Saturday, October 4, 2008

GoldenEye: The Real Meltdown

(Compiler's note: Must read rca)

By INVESTOR'S BUSINESS DAILY

Strategic Defense: A new report says the United States must develop robust missile and space defenses to counter China. If you think the current economic crisis is something, imagine the effects of a nuke over Iowa.


Imagine a world in which you can't get money from your bank or can't get a loan. You can't get money from your ATM even if it's within walking distance. You can't drive to one because your car won't work. No, it's not what would happen if the Congress doesn't pass a bailout bill.


This is a small snapshot of what would happen if a hostile power detonated a nuclear weapon high over the United States generating an electromagnetic pulse (EMP) that would fry virtually every circuit and electronic device in the U.S., sending America and its economy back a century or more in time.


In the 1995 James Bond flick "GoldenEye," Agent 007 fights to prevent an arms syndicate from hijacking a Russian "GoldenEye" satellite weapon to fire an electromagnetic pulse against London in order to cause a global financial meltdown. We may soon see life imitating art unless we heed the warning of a draft report by the secretary of state's International Security Advisory Board.



The ISAB report addresses the growing threat from China but could apply equally to a rearming and resurgent Russia and an ambitious and soon-to-be-nuclear Iran. To avoid increasing vulnerability, the report says, "the United States will need to pursue new missile defense capabilities, including taking full advantage of space."



There is also a new threat whereby a single nuclear weapon could paralyze the U.S.

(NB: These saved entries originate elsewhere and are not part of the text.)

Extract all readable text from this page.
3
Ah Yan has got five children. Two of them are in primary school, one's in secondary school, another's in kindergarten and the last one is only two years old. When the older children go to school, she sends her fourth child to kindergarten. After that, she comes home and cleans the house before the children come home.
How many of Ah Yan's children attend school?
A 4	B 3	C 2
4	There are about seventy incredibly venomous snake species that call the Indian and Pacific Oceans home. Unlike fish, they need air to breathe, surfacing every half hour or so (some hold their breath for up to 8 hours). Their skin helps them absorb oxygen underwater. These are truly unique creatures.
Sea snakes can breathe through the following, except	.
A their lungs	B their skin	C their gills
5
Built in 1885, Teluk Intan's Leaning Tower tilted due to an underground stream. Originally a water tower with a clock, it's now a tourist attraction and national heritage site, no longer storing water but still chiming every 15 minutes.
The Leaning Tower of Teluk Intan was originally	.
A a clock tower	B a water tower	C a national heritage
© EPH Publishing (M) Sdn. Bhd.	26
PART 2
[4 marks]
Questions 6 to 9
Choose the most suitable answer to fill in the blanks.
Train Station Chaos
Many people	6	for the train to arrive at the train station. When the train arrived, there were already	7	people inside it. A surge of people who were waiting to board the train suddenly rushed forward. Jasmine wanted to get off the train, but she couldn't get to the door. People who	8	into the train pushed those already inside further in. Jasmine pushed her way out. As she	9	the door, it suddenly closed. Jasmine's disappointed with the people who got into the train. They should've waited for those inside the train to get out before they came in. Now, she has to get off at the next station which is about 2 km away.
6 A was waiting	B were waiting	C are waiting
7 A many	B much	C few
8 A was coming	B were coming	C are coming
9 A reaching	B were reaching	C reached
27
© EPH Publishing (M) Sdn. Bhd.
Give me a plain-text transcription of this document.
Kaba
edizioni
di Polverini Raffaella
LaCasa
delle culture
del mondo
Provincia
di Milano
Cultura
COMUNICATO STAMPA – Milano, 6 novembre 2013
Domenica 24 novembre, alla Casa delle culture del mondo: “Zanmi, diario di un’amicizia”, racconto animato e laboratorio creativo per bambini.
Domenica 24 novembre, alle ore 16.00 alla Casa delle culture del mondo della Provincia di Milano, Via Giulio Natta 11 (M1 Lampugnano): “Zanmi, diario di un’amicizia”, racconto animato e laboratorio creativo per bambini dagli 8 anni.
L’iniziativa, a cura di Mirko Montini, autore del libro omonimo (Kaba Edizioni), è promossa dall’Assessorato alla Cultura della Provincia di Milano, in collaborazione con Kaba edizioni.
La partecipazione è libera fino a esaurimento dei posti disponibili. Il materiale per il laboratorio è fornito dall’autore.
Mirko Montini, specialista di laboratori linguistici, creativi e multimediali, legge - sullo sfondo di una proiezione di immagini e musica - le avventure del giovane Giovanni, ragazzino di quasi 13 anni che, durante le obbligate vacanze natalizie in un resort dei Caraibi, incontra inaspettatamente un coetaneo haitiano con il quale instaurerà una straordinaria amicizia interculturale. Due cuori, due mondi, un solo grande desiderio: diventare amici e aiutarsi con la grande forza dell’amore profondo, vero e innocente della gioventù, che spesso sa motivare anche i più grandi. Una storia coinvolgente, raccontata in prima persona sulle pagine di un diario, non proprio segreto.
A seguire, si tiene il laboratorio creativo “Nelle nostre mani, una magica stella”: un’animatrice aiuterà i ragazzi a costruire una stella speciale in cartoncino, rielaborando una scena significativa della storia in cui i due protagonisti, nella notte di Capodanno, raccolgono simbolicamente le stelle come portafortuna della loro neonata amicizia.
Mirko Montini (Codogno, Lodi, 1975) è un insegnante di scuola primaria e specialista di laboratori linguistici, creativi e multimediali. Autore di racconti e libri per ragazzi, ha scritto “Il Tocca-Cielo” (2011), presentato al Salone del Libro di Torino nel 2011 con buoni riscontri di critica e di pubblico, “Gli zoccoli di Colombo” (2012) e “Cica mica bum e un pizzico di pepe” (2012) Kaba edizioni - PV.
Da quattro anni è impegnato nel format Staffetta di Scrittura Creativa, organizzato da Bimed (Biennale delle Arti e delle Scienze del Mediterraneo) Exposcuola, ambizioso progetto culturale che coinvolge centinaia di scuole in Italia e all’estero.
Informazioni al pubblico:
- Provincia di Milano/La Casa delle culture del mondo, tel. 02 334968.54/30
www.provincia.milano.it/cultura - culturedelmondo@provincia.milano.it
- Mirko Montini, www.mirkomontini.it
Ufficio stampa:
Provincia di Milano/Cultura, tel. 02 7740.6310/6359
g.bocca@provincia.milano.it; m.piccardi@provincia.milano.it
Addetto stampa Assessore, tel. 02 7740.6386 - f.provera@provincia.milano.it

In testimony before the House Armed Services Committee in June, Assistant Secretary of Defense James Shinn noted that China is working on EMP weapons that can destroy electronic systems. Shinn told the committee that "We are, as you know, and as the Chinese also know, heavily dependent on sophisticated communications, satellite communications, in the conduct of our forces."


We are also dependent, as the Iranians also know, on electronics in the conduct of the world's largest economy. Iranian military literature is full of references to the damage a high-altitude nuclear blast could do to the U.S. and its economy.



"Is it possible for us to witness a world without America and Zionism?" Iran's Mahmoud Ahmadinejad asked at the "World Without Zionism" Tehran conference in 2005. "But you had best know that this slogan and this goal are attainable, and surely can be achieved." He added that Iran had a strategic "war preparation plan" for what it called "the destruction of Anglo-Saxon civilization."


A simple Scud missile, with a nuclear warhead, could be fired from an inconspicuous freighter in international waters off our coast and detonated high above the U.S. It would wreak near-total devastation on America's technological, electrical and transportation infrastructure. With the explosion masked as a terrorist attack, Iran could plausibly deny any responsibility.



Iran has practiced launching and detonating Scuds in midflight, launched from ships in the Caspian Sea. Iran has also tested high-altitude explosions of its Shahab-3 ballistic missile, a test consistent with an EMP attack. Iran only needs a nuke.



The Commission to Assess the Threat to the United States from Electromagnetic Pulse Attack, established by unanimous consent of the House and Senate, released a report on the same day as the 9/11 Commission report, which blamed those attacks, in part, on a lack of imagination on our part.


The report told us of how millions could die as hospital systems shut down, as rail and air traffic control systems collapsed. Farmers would be unable to harvest crops and distributors couldn't get goods to market. Energy production would cease. Computers and PCs would become large paperweights. Telephones, even cell phones, wouldn't work. Food in refrigerated warehouses would rot, and clean water would be scarce.


It would indeed be the jihadist dream of "death to America." It could happen all too soon, unless we harden our infrastructure against EMP attack and develop a more robust multilayer missile defense.
An undefended EMP attack would make the failure of Fannie Mae and Freddie Mac a fond memory. Is Congress listening?